雪山の山荘から転落死した夫、残されたその妻と視覚障害を持つ息子、そして飼い犬。後半から始まる法廷劇で語られるそれぞれの「真実」。そして時間の不可逆性を利用しながら「事実」を描かない巧みな演出が続きます。
序盤にベストセラー作家である妻がインタビューを受ける場面。話題をすり替え何も語ろうとせず、またそれを大音量で妨害する夫。その異常性を引きずりながら、中盤での同じ作家同士である2人の社会的/経済的な不均衡を激しく罵り合う強烈なブレイクスルー。そして息子の視覚を奪ってしまった辛い過去。

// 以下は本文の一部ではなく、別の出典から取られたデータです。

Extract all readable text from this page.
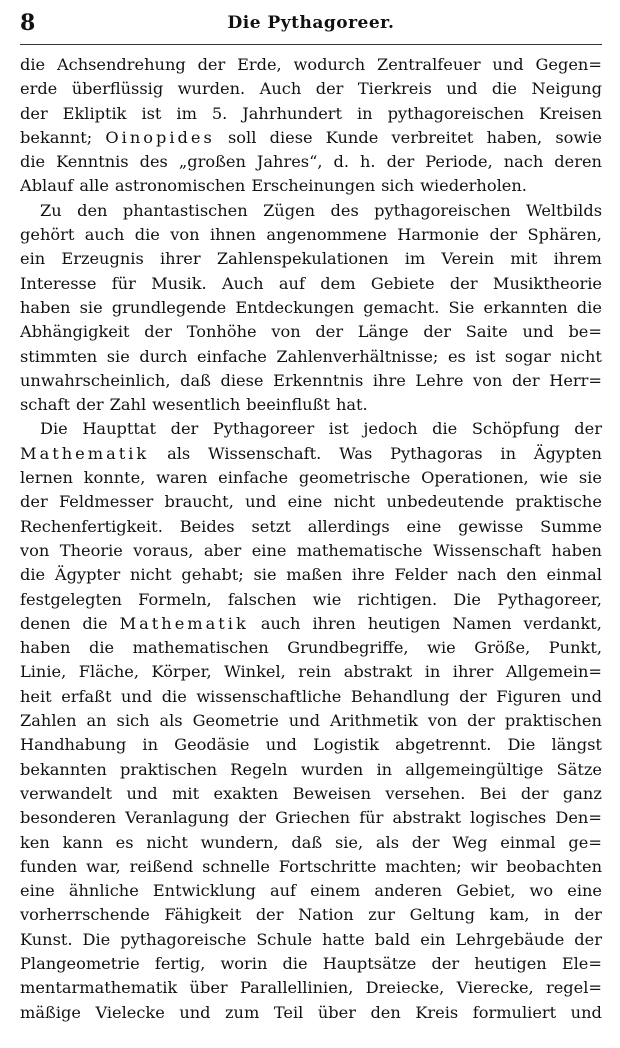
8	Die Pythagoreer.
die Achsendrehung der Erde, wodurch Zentralfeuer und Gegen=
erde überflüssig wurden. Auch der Tierkreis und die Neigung
der Ekliptik ist im 5. Jahrhundert in pythagoreischen Kreisen
bekannt; Oinopides soll diese Kunde verbreitet haben, sowie
die Kenntnis des „großen Jahres“, d. h. der Periode, nach deren
Ablauf alle astronomischen Erscheinungen sich wiederholen.
Zu den phantastischen Zügen des pythagoreischen Weltbilds
gehört auch die von ihnen angenommene Harmonie der Sphären,
ein Erzeugnis ihrer Zahlenspekulationen im Verein mit ihrem
Interesse für Musik. Auch auf dem Gebiete der Musiktheorie
haben sie grundlegende Entdeckungen gemacht. Sie erkannten die
Abhängigkeit der Tonhöhe von der Länge der Saite und be=
stimmten sie durch einfache Zahlenverhältnisse; es ist sogar nicht
unwahrscheinlich, daß diese Erkenntnis ihre Lehre von der Herr=
schaft der Zahl wesentlich beeinflußt hat.
Die Haupttat der Pythagoreer ist jedoch die Schöpfung der
Mathematik als Wissenschaft. Was Pythagoras in Ägypten
lernen konnte, waren einfache geometrische Operationen, wie sie
der Feldmesser braucht, und eine nicht unbedeutende praktische
Rechenfertigkeit. Beides setzt allerdings eine gewisse Summe
von Theorie voraus, aber eine mathematische Wissenschaft haben
die Ägypter nicht gehabt; sie maßen ihre Felder nach den einmal
festgelegten Formeln, falschen wie richtigen. Die Pythagoreer,
denen die Mathematik auch ihren heutigen Namen verdankt,
haben die mathematischen Grundbegriffe, wie Größe, Punkt,
Linie, Fläche, Körper, Winkel, rein abstrakt in ihrer Allgemein=
heit erfaßt und die wissenschaftliche Behandlung der Figuren und
Zahlen an sich als Geometrie und Arithmetik von der praktischen
Handhabung in Geodäsie und Logistik abgetrennt. Die längst
bekannten praktischen Regeln wurden in allgemeingültige Sätze
verwandelt und mit exakten Beweisen versehen. Bei der ganz
besonderen Veranlagung der Griechen für abstrakt logisches Den=
ken kann es nicht wundern, daß sie, als der Weg einmal ge=
funden war, reißend schnelle Fortschritte machten; wir beobachten
eine ähnliche Entwicklung auf einem anderen Gebiet, wo eine
vorherrschende Fähigkeit der Nation zur Geltung kam, in der
Kunst. Die pythagoreische Schule hatte bald ein Lehrgebäude der
Plangeometrie fertig, worin die Hauptsätze der heutigen Ele=
mentarmathematik über Parallellinien, Dreiecke, Vierecke, regel=
mäßige Vielecke und zum Teil über den Kreis formuliert und
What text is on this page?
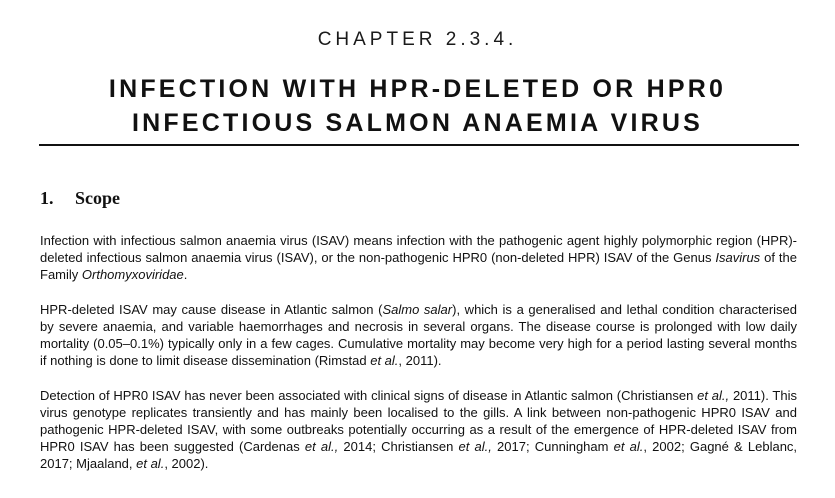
CHAPTER 2.3.4.
INFECTION WITH HPR-DELETED OR HPR0
INFECTIOUS SALMON ANAEMIA VIRUS
1. Scope

Infection with infectious salmon anaemia virus (ISAV) means infection with the pathogenic agent highly polymorphic region (HPR)-deleted infectious salmon anaemia virus (ISAV), or the non-pathogenic HPR0 (non-deleted HPR) ISAV of the Genus Isavirus of the Family Orthomyxoviridae.

HPR-deleted ISAV may cause disease in Atlantic salmon (Salmo salar), which is a generalised and lethal condition characterised by severe anaemia, and variable haemorrhages and necrosis in several organs. The disease course is prolonged with low daily mortality (0.05–0.1%) typically only in a few cages. Cumulative mortality may become very high for a period lasting several months if nothing is done to limit disease dissemination (Rimstad et al., 2011).

Detection of HPR0 ISAV has never been associated with clinical signs of disease in Atlantic salmon (Christiansen et al., 2011). This virus genotype replicates transiently and has mainly been localised to the gills. A link between non-pathogenic HPR0 ISAV and pathogenic HPR-deleted ISAV, with some outbreaks potentially occurring as a result of the emergence of HPR-deleted ISAV from HPR0 ISAV has been suggested (Cardenas et al., 2014; Christiansen et al., 2017; Cunningham et al., 2002; Gagné & Leblanc, 2017; Mjaaland, et al., 2002).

物語は自殺か他殺か、それとも事故なのか?それぞれの語る「真実」を絶妙なバランス感覚と(犬も含めた)登場人物たちの圧倒的な演技力により惑わし続け、また夫の人物像を多く描かないことで意図的に余白が残されます。その点描的な構成を陪審員のように観る側にも「主観的な真実を選び取る」ことを強いた末にカタルシスのない結末を迎えます。
全く持って溜飲の下がらない作品ですが[パルムドール ≒ 非エンターテイメント]と捉える、むしろその余韻すらも素晴らしく感じることのできる良作です。

(原題のままですが)「落下の解剖学」という音の響きと字面の美しいこと、の+0.1。